In our application we use three different endpoints that relate to Keycloak
- A web page admin.html where the browser has to authenticate to the WildFly server
- An Angular/Ionic client application where the client authenticates with Keycloak
- REST services where the client sends a Bearer token to the WildFly server to authenticate
Light and Shadows
We set up all our JBoss servers with jboss-cli and JBSS. Generally it’s not a big deal to switch from one WildFly version to another. Also this time we had no issues except with the security subsystem.

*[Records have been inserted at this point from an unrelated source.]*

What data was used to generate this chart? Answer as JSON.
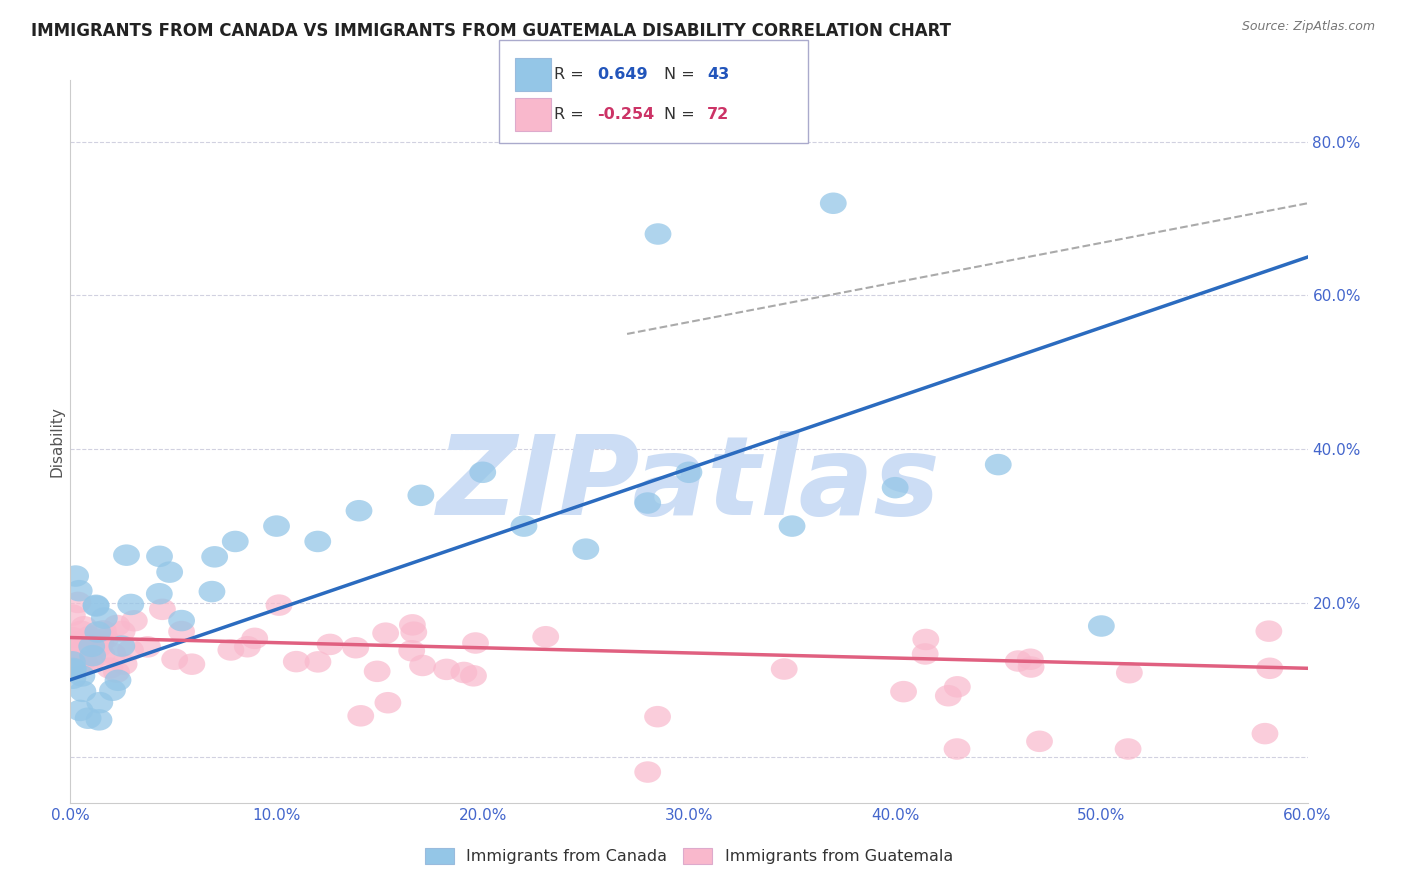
{
  "title": "IMMIGRANTS FROM CANADA VS IMMIGRANTS FROM GUATEMALA DISABILITY CORRELATION CHART",
  "source": "Source: ZipAtlas.com",
  "ylabel": "Disability",
  "xlim": [
    0.0,
    0.6
  ],
  "ylim": [
    -0.06,
    0.88
  ],
  "xticks": [
    0.0,
    0.1,
    0.2,
    0.3,
    0.4,
    0.5,
    0.6
  ],
  "xtick_labels": [
    "0.0%",
    "10.0%",
    "20.0%",
    "30.0%",
    "40.0%",
    "50.0%",
    "60.0%"
  ],
  "yticks": [
    0.0,
    0.2,
    0.4,
    0.6,
    0.8
  ],
  "ytick_labels": [
    "",
    "20.0%",
    "40.0%",
    "60.0%",
    "80.0%"
  ],
  "legend_R_canada": "R =  0.649",
  "legend_N_canada": "N = 43",
  "legend_R_guatemala": "R = -0.254",
  "legend_N_guatemala": "N = 72",
  "canada_color": "#94c6e7",
  "guatemala_color": "#f9b8cc",
  "canada_line_color": "#2b6bbf",
  "guatemala_line_color": "#e06080",
  "watermark": "ZIPatlas",
  "watermark_color": "#ccddf5",
  "canada_line_x0": 0.0,
  "canada_line_y0": 0.1,
  "canada_line_x1": 0.6,
  "canada_line_y1": 0.65,
  "dash_line_x0": 0.27,
  "dash_line_y0": 0.55,
  "dash_line_x1": 0.6,
  "dash_line_y1": 0.72,
  "guate_line_x0": 0.0,
  "guate_line_y0": 0.155,
  "guate_line_x1": 0.6,
  "guate_line_y1": 0.115
}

On the excellent Mastertheboss site we found how to use OpenId Connect (OIDC) with WildFly. This is supported by WildFly 26 by default, no additional modules and no Keycloak subsystem is needed. That is really nice. Just use
<login-config>
<auth-method>OIDC</auth-method>
</login-config>
in web.xml and instead of keycloak.json use oidc.json:
{
"client-id" : "${env.KEYCLOAK_CLIENT_ID}",
"provider-url":
"${env.KEYCLOAK_AUTH_SERVER_URL}/realms/${env.KEYCLOAK_REALM}",
"ssl-required": "external",
"credentials": {"secret":"${env.KEYCLOAK_CREDENTIALS_SECRET}"},
"disable-trust-manager":true,
"allow-any-hostname": true
}
With these changes we could login on the admin.html. However, authentication with REST didn’t work. Our Angular client always got a CORS-Error in the Browser. It turned out that Bearer authentication did not work with OIDC, probably because of WFLY-15485, which was not fixed in WildFly 26.1.1. To the rescue came Microprofile JSON Web Token which is also supported by WildFly 26. In our REST module we configured
<login-config>
<auth-method>MP-JWT</auth-method>
</login-config>
in web.xml and in microprofile-config.properties:
mp.jwt.verify.publickey.location=${KEYCLOAK_AUTH_SERVER_URL}/realms/${KEYCLOAK_REALM}/protocol/openid-connect/certs
mp.jwt.verify.issuer=${KEYCLOAK_AUTH_SERVER_URL}/realms/${KEYCLOAK_REALM}
That fixed the authentication with Bearer Token.
Conclusion
At the end we use OIDC for browser logins and JWT for Bearer token login. Both are standard and have no Keycloak dependencies. No special configuration in standalone.xml is needed. Hogarama is watering our plants again, the sun is shining, bees are humming and life is generally good.